# 성능 최적화 종합실습 : Car seat sales
유아용 카시트 매출액을 예측해 봅시다.

* 카시트에 대해서 지역 매장 별 매출액을 예측하고자 합니다.

![](https://cdn.images.express.co.uk/img/dynamic/24/590x/child-car-seat-986556.jpg?r=1532946857754)

## 1.환경준비

### (1) Import

In [5]:
#라이브러리들을 불러오자.
import numpy as np
import pandas as pd
import matplotlib.pyplot as plt
import seaborn as sns

# 전처리
from sklearn.model_selection import train_test_split
from sklearn.preprocessing import MinMaxScaler

# 모델링
from sklearn.linear_model import LinearRegression
from sklearn.tree import DecisionTreeRegressor, plot_tree
from sklearn.neighbors import KNeighborsRegressor
from sklearn.svm import SVR
from sklearn.ensemble import RandomForestRegressor
from xgboost import XGBRegressor
from sklearn.metrics import * 

from sklearn.model_selection import GridSearchCV, RandomizedSearchCV

import warnings
warnings.filterwarnings(action='ignore')

### (2) 함수 생성

* 선형회귀용 전진선택법

In [6]:
from statsmodels.regression.linear_model import OLS
from statsmodels.tools import add_constant

def forward_stepwise_linear(x_train, y_train):

    # 변수목록, 선택된 변수 목록, 단계별 모델과 AIC 저장소 정의
    features = list(x_train)
    selected = []
    step_df = pd.DataFrame({ 'step':[], 'feature':[],'aic':[]})

    # 
    for s in range(0, len(features)) :
        result =  { 'step':[], 'feature':[],'aic':[]}

        # 변수 목록에서 변수 한개씩 뽑아서 모델에 추가
        for f in features :
            vars = selected + [f]
            x_tr = x_train[vars]
            model = OLS(y_train, add_constant(x_tr)).fit(disp=False)
            result['step'].append(s+1)
            result['feature'].append(vars)
            result['aic'].append(model.aic)
        
        # 모델별 aic 집계
        temp = pd.DataFrame(result).sort_values('aic').reset_index(drop = True)

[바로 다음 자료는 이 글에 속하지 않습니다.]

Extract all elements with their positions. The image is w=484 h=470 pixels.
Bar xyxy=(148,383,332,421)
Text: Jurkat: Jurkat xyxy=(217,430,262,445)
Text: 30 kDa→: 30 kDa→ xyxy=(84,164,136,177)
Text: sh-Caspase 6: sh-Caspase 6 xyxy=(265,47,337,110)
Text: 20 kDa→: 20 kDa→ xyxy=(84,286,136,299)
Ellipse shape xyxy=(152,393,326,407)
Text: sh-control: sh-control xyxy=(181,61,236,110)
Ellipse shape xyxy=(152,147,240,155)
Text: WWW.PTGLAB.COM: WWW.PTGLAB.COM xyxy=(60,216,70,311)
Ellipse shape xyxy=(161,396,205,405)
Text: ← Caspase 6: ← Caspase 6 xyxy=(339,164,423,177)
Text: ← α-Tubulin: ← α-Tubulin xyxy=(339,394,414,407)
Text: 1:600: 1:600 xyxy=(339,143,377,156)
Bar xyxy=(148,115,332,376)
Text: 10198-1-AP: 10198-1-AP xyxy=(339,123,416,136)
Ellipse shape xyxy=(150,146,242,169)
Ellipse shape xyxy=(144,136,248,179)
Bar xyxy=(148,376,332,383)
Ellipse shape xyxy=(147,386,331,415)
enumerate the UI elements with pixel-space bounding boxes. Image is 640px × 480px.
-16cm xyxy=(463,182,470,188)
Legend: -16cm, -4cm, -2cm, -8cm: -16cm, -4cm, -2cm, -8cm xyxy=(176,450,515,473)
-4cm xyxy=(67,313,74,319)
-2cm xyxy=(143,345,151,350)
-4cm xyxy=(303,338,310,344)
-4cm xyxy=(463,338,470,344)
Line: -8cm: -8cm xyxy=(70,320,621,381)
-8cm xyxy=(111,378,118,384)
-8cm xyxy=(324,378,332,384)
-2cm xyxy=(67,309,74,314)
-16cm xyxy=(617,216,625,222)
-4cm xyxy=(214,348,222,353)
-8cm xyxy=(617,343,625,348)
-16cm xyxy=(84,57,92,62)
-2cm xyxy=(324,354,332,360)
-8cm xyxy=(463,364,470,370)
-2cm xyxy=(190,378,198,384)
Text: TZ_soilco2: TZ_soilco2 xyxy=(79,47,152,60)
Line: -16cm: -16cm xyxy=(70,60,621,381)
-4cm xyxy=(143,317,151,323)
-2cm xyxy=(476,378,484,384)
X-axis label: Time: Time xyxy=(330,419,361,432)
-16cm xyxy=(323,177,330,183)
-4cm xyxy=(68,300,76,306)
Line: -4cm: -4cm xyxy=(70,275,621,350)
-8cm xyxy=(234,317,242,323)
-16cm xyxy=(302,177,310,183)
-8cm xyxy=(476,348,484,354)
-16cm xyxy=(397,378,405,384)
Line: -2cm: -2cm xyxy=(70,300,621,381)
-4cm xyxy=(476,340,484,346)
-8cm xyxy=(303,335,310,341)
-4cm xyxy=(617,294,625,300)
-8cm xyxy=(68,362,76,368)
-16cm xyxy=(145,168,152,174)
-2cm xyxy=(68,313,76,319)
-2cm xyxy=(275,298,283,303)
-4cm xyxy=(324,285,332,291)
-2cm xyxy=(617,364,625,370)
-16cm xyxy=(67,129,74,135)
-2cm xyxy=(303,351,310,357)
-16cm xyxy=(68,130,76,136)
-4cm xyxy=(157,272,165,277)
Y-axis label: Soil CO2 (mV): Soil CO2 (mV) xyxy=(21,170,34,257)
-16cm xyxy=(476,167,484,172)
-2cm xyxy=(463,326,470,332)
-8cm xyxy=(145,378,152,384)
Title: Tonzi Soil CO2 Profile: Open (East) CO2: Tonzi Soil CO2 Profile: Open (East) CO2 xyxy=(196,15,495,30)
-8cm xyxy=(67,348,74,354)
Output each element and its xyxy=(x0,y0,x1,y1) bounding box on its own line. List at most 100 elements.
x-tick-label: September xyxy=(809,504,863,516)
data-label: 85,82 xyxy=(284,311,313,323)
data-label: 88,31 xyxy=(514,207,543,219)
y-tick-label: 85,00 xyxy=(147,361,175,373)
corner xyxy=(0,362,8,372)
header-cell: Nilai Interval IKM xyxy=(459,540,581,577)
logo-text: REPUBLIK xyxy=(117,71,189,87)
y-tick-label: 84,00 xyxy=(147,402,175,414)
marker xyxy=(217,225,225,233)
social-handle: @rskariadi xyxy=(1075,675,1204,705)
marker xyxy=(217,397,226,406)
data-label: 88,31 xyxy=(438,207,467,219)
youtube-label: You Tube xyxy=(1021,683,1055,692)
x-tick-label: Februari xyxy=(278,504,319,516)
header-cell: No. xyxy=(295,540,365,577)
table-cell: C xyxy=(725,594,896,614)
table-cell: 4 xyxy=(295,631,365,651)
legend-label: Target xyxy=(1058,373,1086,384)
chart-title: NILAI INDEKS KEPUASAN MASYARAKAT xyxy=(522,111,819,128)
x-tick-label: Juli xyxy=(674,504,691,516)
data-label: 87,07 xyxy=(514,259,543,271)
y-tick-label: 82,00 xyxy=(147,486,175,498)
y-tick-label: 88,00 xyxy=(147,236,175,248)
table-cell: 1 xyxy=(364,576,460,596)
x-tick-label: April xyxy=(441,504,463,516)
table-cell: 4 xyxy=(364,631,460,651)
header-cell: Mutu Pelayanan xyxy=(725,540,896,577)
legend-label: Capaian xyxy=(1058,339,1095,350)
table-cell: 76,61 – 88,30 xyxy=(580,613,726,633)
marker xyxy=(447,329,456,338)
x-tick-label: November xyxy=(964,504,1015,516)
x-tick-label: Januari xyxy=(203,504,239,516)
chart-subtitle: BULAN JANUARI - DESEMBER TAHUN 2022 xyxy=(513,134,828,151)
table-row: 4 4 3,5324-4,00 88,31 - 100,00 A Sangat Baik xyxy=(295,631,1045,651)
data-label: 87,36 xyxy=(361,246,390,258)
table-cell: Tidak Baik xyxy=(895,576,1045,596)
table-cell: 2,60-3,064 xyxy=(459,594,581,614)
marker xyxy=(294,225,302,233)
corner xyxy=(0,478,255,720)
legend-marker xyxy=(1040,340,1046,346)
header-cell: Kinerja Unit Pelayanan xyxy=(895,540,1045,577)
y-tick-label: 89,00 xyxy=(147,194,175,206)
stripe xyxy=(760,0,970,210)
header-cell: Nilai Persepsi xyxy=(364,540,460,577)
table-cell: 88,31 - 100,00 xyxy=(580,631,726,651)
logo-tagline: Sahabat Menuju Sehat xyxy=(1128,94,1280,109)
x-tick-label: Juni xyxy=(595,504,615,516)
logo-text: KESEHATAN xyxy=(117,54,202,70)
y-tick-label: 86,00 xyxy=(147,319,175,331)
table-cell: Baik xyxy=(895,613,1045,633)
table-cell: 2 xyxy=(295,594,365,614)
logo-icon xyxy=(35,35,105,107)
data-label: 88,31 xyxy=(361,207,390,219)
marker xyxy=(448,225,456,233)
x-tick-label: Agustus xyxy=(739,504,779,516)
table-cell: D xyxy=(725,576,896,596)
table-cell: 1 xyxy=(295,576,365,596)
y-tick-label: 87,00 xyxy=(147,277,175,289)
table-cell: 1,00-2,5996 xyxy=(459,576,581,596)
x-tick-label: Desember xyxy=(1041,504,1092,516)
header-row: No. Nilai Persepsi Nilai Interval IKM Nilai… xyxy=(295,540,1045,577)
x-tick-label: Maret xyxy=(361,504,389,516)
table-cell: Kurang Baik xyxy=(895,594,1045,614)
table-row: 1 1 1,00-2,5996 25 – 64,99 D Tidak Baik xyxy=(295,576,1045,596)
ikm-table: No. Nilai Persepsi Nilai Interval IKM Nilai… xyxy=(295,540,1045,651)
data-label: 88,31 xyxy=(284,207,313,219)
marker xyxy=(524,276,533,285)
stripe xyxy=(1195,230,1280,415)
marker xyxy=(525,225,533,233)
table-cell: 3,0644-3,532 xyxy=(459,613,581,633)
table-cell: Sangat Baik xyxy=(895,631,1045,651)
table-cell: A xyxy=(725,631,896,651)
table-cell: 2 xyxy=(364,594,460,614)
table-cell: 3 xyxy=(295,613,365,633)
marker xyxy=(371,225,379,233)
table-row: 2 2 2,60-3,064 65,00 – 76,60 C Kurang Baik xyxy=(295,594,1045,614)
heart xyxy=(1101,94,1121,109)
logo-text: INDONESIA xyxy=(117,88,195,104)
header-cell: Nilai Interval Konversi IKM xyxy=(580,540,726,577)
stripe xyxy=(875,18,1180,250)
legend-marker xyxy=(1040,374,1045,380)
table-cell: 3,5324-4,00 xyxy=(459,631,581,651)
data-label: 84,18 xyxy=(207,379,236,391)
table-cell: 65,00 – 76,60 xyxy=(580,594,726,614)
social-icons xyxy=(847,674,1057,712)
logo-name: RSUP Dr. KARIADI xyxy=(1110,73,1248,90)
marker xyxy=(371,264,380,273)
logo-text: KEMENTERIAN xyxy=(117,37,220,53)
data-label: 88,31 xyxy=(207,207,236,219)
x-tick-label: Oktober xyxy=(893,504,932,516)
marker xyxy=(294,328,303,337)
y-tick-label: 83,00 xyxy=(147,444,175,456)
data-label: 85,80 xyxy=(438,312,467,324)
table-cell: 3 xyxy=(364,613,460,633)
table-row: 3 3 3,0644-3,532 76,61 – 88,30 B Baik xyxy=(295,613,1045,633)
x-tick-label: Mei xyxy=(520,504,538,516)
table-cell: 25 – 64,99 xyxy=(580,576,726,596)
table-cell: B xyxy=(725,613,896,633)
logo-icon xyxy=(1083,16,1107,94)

        # 만약 이전 aic보다 새로운 aic 가 크다면 멈추기
        if step_df['aic'].min() < temp['aic'].min() :
            break
        step_df = pd.concat([step_df, temp], axis = 0).reset_index(drop = True)

        # 선택된 변수 제거
        v = temp.loc[0,'feature'][s]
        features.remove(v)

        selected.append(v)
    
    # 선택된 변수와 step_df 결과 반환
    return selected, step_df

* 변수 중요도 그래프

In [7]:
def plot_feature_importance(importance, names):
    feature_importance = np.array(importance)
    feature_names = np.array(names)

    data={'feature_names':feature_names,'feature_importance':feature_importance}
    fi_df = pd.DataFrame(data)

    fi_df.sort_values(by=['feature_importance'], ascending=False,inplace=True)
    fi_df.reset_index(drop=True, inplace = True)

    plt.figure(figsize=(10,8))
    sns.barplot(x='feature_importance', y='feature_names', data = fi_df)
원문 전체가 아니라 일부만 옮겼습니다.